Porém, velhos hábitos, na maioria das vezes, não
são fáceis de serem remodelados. Por isso a importância de demonstrar
individualmente o valor agregado que o tratamento dos dados pessoais traz para uma
empresa. Não se trata apenas de mais uma questão burocrática imposta às
empresas, mas sim de fazer dessa mudança uma vantagem competitiva e uma relação
cada vez mais transparente e ética com a sociedade.
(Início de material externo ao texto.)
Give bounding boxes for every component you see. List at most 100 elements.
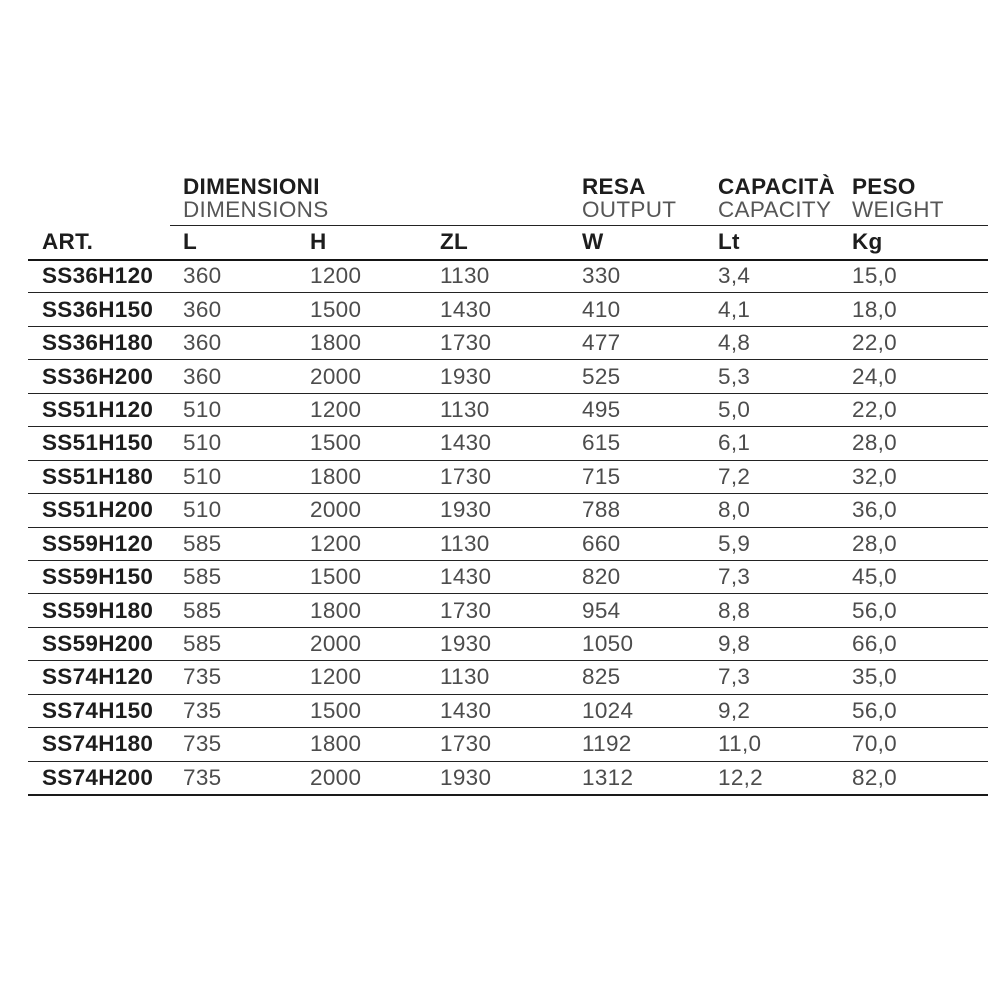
cell-art: SS51H200 [28,493,183,528]
group-label-en: OUTPUT [582,197,677,222]
cell-lt: 7,2 [718,460,852,495]
cell-kg: 45,0 [852,560,988,595]
cell-w: 660 [582,527,718,561]
cell-lt: 5,3 [718,359,852,394]
cell-kg: 22,0 [852,393,988,428]
cell-lt: 8,0 [718,493,852,528]
table-row: SS36H180 360 1800 1730 477 4,8 22,0 [28,326,988,361]
cell-kg: 28,0 [852,527,988,561]
cell-art: SS74H150 [28,694,183,729]
cell-kg: 66,0 [852,627,988,662]
cell-lt: 7,3 [718,660,852,695]
cell-h: 1800 [310,727,440,762]
cell-zl: 1130 [440,259,582,294]
cell-l: 735 [183,761,310,796]
cell-l: 585 [183,527,310,561]
column-header-row: ART. L H ZL W Lt Kg [28,226,988,261]
cell-l: 585 [183,593,310,628]
group-label-en: CAPACITY [718,197,832,222]
cell-h: 1500 [310,292,440,327]
cell-h: 1200 [310,393,440,428]
cell-l: 735 [183,694,310,729]
column-header-lt: Lt [718,226,852,261]
cell-h: 1800 [310,460,440,495]
table-row: SS36H150 360 1500 1430 410 4,1 18,0 [28,292,988,327]
table-body: SS36H120 360 1200 1130 330 3,4 15,0 SS36H150 360… [28,259,988,796]
table-row: SS74H150 735 1500 1430 1024 9,2 56,0 [28,694,988,729]
cell-zl: 1930 [440,359,582,394]
cell-art: SS74H120 [28,660,183,695]
cell-w: 615 [582,426,718,461]
cell-lt: 12,2 [718,761,852,796]
table-row: SS51H150 510 1500 1430 615 6,1 28,0 [28,426,988,461]
cell-zl: 1430 [440,560,582,595]
cell-zl: 1130 [440,660,582,695]
cell-l: 735 [183,727,310,762]
cell-kg: 36,0 [852,493,988,528]
cell-art: SS36H150 [28,292,183,327]
table-row: SS36H120 360 1200 1130 330 3,4 15,0 [28,259,988,294]
cell-l: 360 [183,326,310,361]
cell-kg: 70,0 [852,727,988,762]
cell-w: 477 [582,326,718,361]
cell-art: SS74H200 [28,761,183,796]
cell-art: SS59H120 [28,527,183,561]
cell-h: 1500 [310,560,440,595]
cell-kg: 35,0 [852,660,988,695]
group-header-capacity: CAPACITÀ CAPACITY [718,175,835,221]
cell-art: SS51H120 [28,393,183,428]
column-header-kg: Kg [852,226,988,261]
cell-lt: 4,8 [718,326,852,361]
cell-l: 735 [183,660,310,695]
cell-zl: 1930 [440,627,582,662]
cell-lt: 6,1 [718,426,852,461]
table-row: SS59H150 585 1500 1430 820 7,3 45,0 [28,560,988,595]
column-header-h: H [310,226,440,261]
cell-w: 410 [582,292,718,327]
cell-lt: 9,2 [718,694,852,729]
cell-h: 2000 [310,359,440,394]
group-label-it: RESA [582,174,646,199]
column-header-art: ART. [28,226,183,261]
cell-l: 510 [183,493,310,528]
cell-art: SS59H150 [28,560,183,595]
group-header-band: DIMENSIONI DIMENSIONS RESA OUTPUT CAPACI… [28,175,988,226]
cell-w: 825 [582,660,718,695]
table-row: SS36H200 360 2000 1930 525 5,3 24,0 [28,359,988,394]
cell-art: SS51H150 [28,426,183,461]
cell-zl: 1730 [440,593,582,628]
table-row: SS74H180 735 1800 1730 1192 11,0 70,0 [28,727,988,762]
cell-lt: 4,1 [718,292,852,327]
cell-lt: 7,3 [718,560,852,595]
cell-kg: 32,0 [852,460,988,495]
cell-art: SS51H180 [28,460,183,495]
column-header-l: L [183,226,310,261]
group-label-en: WEIGHT [852,197,944,222]
cell-zl: 1730 [440,326,582,361]
cell-l: 510 [183,426,310,461]
table-row: SS59H180 585 1800 1730 954 8,8 56,0 [28,593,988,628]
group-label-it: DIMENSIONI [183,174,320,199]
cell-h: 2000 [310,627,440,662]
cell-kg: 56,0 [852,694,988,729]
cell-l: 360 [183,292,310,327]
cell-w: 1312 [582,761,718,796]
cell-lt: 8,8 [718,593,852,628]
cell-h: 2000 [310,493,440,528]
cell-lt: 5,0 [718,393,852,428]
cell-kg: 56,0 [852,593,988,628]
table-row: SS74H120 735 1200 1130 825 7,3 35,0 [28,660,988,695]
cell-h: 1500 [310,694,440,729]
table-row: SS74H200 735 2000 1930 1312 12,2 82,0 [28,761,988,796]
cell-zl: 1730 [440,727,582,762]
cell-lt: 9,8 [718,627,852,662]
spec-table: ART. L H ZL W Lt Kg SS36H120 360 1200 1130 330 3,4 1… [28,226,988,796]
cell-art: SS59H180 [28,593,183,628]
cell-w: 820 [582,560,718,595]
cell-kg: 82,0 [852,761,988,796]
cell-art: SS36H180 [28,326,183,361]
spec-sheet: DIMENSIONI DIMENSIONS RESA OUTPUT CAPACI… [28,175,988,796]
cell-l: 585 [183,627,310,662]
cell-l: 360 [183,259,310,294]
cell-h: 1200 [310,259,440,294]
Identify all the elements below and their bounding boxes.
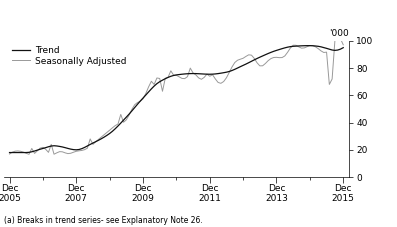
Text: '000: '000 [330, 29, 349, 38]
Text: (a) Breaks in trend series- see Explanatory Note 26.: (a) Breaks in trend series- see Explanat… [4, 216, 203, 225]
Legend: Trend, Seasonally Adjusted: Trend, Seasonally Adjusted [8, 43, 130, 69]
Em poucos anos, tudo será regido por dados e a LGPD,
assim como a ANPD, terão um papel fundamental nesse contexto. Novas
regulamentações serão propostas, sem sombra de dúvida. Algumas delas,
inclusive, já estão no Congresso Nacional aguardando direcionamento interno. A
questão da segurança no tratamento dos dados é algo muito discutido nos dias de
hoje.
No último ano, vimos grandes empresas, sejam elas
públicas ou privadas, tendo que lidar com incidentes de segurança dos mais
diversos – vazamento de dados, ataques cibernéticos, prover ferramental para as
equipes de forma segura durante home office e tantos outros exemplos. Tal
cenário só evidencia ainda mais a relevância de uma Autoridade Nacional de
Proteção de Dados ativa e com comunicação aberta com a sociedade.
Acredito que no médio prazo será mais fácil para as
empresas conseguirem alcançar um patamar razoável de compliance
com a LGPD, mas é oportuno e relevante enfatizar que não adianta apenas comprar
softwares robustos no mercado se não tiver colaboradores realmente dedicados a
proteger dados pessoais.
O apoio da alta liderança é um dos pontos mais
relevantes durante todo o programa de adequação. Existem inúmeras formas de
combater as adversidades durante o projeto de adequação e uma das mais
importantes, nesse contexto, é ter pessoas genuinamente engajadas nesse grande
desafio.
Gabriel Hayduk - Data Protection Officer (DPO) na Tecnobank.